“The first thing to say is, there’s some fun to it. Just trying to think of what is distinctive in the culture that people enjoy, but the serious piece of it is those that are linked to tourism — linked to holidays,” he said.
He said he didn’t know if there is something distinctive about North Carolina ice cream that’s different from ice cream elsewhere, but he thinks that the proposal could still be significant.
“It’s part of our civic fabric to try to elevate items, icons, that we enjoy or have some meaning to people. But they can get out of hand too, they can get a little too silly,” Guillory said.
Allison Nichols, a partner at Maple View Farm Ice Cream, was happy that ice cream is being recognized.
“We love to see anytime that people are going to pay attention to actual dairy products like milk and ice cream,” she said, referring to the bill. “We would be more excited if Maple View Farm ice cream was the official frozen dessert of the state, but we were tickled to see that in the paper.”
Nichols also mentioned some of the things about ice cream at Maple View specifically that support ice cream’s significance to North Carolina.
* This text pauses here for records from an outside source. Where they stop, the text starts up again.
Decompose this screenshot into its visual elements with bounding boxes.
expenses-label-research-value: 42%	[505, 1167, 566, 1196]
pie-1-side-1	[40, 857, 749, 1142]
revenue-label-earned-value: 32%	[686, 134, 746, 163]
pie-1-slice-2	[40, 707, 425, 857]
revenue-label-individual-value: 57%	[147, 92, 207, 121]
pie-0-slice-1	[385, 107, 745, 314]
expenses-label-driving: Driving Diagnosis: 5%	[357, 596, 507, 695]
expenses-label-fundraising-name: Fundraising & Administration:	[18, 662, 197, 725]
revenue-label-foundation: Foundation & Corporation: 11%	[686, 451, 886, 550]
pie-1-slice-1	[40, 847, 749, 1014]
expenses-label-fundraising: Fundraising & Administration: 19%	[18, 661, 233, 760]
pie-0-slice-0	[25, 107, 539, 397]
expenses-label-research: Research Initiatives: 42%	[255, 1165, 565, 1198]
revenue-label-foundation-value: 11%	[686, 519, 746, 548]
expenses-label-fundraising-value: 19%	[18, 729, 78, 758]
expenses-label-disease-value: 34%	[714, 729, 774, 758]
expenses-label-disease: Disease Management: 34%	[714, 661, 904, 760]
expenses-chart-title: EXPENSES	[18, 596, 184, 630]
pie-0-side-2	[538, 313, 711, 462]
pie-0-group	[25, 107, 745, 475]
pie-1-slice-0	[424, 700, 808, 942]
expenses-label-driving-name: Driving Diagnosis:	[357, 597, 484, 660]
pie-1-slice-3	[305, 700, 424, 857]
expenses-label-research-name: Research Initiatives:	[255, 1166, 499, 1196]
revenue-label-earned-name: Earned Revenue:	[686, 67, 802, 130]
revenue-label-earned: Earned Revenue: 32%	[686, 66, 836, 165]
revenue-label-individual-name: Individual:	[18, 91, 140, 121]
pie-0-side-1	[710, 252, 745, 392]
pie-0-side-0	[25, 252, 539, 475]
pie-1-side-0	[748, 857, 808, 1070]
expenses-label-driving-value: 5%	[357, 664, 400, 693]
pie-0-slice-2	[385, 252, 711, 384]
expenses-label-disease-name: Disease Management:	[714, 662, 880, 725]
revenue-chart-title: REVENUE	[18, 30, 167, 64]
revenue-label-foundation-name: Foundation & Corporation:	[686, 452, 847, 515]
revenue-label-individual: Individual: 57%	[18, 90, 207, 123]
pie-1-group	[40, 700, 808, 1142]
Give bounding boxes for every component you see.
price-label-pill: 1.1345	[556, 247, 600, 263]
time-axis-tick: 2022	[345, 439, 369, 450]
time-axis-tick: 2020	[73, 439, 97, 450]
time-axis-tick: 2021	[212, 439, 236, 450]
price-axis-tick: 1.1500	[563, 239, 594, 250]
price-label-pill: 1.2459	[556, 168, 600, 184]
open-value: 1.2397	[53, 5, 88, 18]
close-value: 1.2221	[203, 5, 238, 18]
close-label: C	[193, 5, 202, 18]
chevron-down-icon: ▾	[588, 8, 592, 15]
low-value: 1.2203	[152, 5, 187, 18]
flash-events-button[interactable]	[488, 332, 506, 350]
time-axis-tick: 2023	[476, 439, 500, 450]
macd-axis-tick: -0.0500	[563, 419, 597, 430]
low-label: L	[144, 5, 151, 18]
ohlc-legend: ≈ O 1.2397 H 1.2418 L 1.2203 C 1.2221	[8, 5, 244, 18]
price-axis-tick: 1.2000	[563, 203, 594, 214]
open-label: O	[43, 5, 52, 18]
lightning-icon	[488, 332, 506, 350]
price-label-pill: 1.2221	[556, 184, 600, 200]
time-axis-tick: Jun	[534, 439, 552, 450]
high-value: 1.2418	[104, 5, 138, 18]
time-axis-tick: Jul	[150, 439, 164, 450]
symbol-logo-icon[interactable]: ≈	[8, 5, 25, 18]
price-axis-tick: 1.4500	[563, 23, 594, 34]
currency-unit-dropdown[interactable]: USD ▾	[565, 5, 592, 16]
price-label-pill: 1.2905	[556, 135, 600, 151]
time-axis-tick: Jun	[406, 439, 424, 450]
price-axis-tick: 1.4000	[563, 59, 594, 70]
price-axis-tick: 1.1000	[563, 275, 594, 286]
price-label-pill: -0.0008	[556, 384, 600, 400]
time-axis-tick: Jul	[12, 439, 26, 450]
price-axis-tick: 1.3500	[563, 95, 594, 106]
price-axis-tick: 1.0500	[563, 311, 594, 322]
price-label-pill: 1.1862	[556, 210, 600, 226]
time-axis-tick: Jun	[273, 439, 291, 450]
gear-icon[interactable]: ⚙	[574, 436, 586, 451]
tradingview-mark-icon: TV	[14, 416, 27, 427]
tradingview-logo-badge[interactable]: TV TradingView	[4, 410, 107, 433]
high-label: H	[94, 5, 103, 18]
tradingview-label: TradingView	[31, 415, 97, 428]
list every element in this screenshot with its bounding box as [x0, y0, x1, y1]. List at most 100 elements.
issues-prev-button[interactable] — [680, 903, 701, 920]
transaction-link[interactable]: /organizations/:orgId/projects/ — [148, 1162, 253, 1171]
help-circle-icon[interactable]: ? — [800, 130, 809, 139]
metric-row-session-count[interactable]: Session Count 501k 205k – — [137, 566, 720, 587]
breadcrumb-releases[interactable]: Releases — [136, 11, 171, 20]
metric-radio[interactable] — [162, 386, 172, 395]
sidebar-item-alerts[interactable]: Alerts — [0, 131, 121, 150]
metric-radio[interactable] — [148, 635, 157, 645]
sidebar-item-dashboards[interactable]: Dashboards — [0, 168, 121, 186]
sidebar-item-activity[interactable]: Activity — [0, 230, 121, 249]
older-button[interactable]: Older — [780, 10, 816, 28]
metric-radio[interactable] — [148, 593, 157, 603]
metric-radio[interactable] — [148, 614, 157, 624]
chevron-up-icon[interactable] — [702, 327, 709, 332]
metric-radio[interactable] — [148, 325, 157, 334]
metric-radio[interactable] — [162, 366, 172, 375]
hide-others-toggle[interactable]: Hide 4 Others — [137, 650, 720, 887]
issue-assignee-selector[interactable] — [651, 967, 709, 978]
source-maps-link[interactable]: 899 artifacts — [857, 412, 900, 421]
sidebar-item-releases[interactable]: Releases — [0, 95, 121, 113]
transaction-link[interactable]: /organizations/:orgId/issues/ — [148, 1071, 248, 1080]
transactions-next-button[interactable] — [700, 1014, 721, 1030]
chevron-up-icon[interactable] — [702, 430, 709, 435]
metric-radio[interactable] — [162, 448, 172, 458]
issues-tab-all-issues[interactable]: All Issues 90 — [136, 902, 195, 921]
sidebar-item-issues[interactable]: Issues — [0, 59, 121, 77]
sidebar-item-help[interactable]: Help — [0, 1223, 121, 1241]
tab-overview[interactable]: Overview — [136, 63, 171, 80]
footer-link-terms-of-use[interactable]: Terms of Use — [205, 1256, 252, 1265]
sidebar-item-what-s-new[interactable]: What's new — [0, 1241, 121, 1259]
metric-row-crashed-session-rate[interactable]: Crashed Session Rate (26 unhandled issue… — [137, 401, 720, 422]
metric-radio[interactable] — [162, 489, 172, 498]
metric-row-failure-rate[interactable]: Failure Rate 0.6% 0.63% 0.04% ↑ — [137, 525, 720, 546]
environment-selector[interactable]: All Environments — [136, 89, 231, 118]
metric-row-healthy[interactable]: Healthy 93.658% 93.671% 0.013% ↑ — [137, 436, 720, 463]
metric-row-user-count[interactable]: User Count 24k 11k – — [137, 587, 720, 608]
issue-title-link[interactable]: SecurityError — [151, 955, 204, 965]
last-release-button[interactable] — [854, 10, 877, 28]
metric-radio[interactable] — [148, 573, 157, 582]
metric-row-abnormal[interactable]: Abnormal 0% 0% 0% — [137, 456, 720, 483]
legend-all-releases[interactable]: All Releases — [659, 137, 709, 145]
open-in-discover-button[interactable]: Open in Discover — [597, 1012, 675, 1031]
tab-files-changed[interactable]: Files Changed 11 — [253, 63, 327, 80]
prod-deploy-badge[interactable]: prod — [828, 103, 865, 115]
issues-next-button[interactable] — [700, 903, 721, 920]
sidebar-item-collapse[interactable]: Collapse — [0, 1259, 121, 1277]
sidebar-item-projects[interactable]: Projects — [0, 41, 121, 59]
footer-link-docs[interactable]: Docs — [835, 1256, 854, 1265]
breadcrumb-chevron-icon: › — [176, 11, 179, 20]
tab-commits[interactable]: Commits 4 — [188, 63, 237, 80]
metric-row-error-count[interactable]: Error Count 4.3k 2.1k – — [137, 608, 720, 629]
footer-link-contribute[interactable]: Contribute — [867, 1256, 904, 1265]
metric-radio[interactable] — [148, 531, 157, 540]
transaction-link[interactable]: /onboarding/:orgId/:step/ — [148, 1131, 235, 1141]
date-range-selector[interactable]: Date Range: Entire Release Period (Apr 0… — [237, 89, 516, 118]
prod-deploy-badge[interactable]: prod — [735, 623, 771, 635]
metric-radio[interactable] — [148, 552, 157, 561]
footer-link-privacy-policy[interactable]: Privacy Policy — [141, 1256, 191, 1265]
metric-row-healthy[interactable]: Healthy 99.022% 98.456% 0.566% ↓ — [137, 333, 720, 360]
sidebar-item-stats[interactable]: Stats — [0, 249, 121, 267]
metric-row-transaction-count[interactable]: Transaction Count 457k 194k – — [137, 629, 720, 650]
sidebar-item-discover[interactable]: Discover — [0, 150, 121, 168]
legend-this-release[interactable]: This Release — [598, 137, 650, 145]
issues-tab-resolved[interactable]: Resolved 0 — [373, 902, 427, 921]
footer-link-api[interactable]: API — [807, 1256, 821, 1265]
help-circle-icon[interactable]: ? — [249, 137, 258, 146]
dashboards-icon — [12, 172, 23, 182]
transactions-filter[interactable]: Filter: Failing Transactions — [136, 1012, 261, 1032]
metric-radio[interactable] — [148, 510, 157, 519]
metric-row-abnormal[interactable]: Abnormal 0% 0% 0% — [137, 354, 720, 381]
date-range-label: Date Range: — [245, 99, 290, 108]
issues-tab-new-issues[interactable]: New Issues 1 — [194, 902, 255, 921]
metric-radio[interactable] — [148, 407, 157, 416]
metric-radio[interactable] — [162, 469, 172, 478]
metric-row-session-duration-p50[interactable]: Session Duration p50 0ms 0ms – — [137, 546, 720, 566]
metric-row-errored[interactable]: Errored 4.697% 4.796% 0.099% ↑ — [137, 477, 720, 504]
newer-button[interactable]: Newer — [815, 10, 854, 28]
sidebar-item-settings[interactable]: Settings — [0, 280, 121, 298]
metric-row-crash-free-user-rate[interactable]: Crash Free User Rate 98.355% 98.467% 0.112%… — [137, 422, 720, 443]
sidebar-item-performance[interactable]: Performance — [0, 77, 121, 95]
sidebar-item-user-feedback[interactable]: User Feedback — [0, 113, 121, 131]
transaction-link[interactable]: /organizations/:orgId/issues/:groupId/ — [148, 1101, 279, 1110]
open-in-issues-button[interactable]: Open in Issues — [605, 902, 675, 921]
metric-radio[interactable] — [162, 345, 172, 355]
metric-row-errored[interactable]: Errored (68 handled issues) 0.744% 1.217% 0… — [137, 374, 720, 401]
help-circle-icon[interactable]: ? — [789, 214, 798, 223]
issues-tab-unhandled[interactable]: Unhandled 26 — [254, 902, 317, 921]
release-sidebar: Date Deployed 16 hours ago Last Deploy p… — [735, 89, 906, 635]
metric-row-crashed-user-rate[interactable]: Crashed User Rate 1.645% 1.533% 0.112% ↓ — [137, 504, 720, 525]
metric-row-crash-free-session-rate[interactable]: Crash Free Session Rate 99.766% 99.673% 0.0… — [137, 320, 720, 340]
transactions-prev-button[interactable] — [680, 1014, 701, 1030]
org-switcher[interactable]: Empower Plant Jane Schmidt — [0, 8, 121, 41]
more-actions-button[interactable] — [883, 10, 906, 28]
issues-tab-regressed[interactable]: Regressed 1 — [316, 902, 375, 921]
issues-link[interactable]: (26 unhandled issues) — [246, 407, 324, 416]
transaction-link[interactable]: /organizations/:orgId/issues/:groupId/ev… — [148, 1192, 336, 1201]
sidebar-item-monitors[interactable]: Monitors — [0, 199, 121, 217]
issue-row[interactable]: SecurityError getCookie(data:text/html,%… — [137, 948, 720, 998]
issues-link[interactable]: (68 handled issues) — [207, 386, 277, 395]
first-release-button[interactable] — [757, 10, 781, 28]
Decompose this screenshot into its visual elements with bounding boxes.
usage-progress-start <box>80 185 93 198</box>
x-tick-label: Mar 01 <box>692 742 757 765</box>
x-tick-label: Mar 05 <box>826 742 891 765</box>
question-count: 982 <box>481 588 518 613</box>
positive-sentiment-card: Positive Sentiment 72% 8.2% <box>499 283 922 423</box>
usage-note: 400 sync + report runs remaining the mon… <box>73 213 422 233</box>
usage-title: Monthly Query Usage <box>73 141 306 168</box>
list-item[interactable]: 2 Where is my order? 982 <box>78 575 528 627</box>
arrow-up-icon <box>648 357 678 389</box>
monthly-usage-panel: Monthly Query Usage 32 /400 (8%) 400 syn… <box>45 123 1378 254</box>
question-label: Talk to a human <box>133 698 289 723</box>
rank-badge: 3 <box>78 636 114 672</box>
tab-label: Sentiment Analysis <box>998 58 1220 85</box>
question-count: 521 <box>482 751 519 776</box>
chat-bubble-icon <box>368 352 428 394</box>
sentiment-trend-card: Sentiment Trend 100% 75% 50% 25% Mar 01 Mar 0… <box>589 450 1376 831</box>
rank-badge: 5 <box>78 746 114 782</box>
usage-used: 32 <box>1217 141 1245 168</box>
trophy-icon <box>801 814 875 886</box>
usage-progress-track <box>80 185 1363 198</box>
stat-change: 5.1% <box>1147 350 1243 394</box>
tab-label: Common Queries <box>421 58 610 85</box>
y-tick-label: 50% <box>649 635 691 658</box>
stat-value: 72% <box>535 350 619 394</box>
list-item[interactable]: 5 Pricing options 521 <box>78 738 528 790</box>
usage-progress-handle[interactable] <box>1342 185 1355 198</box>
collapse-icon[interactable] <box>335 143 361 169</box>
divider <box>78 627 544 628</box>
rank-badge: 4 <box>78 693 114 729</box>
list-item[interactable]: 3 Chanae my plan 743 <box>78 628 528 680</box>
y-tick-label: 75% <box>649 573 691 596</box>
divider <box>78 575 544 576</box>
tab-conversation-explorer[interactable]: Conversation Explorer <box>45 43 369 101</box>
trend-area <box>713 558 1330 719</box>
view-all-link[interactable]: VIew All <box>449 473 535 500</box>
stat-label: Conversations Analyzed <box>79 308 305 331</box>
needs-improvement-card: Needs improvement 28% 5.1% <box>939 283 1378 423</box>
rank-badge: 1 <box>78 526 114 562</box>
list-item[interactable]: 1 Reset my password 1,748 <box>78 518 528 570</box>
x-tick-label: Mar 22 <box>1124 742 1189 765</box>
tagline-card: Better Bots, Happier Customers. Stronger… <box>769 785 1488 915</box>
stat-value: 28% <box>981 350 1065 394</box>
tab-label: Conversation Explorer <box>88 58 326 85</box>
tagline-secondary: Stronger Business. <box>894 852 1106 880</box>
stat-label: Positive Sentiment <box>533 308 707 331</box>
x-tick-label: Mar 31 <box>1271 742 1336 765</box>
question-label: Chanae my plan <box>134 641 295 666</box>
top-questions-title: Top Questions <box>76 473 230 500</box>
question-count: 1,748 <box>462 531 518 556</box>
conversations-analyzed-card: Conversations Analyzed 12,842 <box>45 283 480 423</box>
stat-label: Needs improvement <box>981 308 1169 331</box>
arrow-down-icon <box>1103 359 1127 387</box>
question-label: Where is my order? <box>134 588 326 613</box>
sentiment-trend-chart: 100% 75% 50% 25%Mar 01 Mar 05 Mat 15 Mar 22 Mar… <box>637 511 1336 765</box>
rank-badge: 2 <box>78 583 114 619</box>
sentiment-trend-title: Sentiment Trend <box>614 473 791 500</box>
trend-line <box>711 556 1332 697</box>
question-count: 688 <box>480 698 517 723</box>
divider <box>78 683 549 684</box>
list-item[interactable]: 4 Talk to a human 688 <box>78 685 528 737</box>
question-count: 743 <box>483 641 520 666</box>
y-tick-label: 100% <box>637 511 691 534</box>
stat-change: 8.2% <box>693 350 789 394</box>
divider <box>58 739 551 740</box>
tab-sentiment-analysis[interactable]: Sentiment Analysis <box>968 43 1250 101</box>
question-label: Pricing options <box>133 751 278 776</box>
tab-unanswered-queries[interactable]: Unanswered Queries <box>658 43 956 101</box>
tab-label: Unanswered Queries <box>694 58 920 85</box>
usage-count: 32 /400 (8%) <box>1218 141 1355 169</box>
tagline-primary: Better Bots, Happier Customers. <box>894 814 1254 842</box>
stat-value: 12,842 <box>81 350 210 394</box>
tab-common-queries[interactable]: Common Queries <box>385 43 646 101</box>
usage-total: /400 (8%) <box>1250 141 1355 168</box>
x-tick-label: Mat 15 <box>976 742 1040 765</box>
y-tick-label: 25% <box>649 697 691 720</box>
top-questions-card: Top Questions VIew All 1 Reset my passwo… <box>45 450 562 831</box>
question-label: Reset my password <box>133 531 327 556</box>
“We are proud and honored to be able to produce quality ice cream to serve to the people in our community and in North Carolina who choose to visit us,” she said. “We try very hard with what we make to use as many local North Carolina products as possible, and we are honored that what we serve could potentially be the dessert of North Carolina, even though it’s not brand specific.”
Though the bill already passed the N.C. House, Guillory wasn’t sure how likely the bill is to pass altogether, and said there was debate in the past about designating the Plott Hound as the official dog of North Carolina. On the other hand, he said, “Who’s going to vote against ice cream?”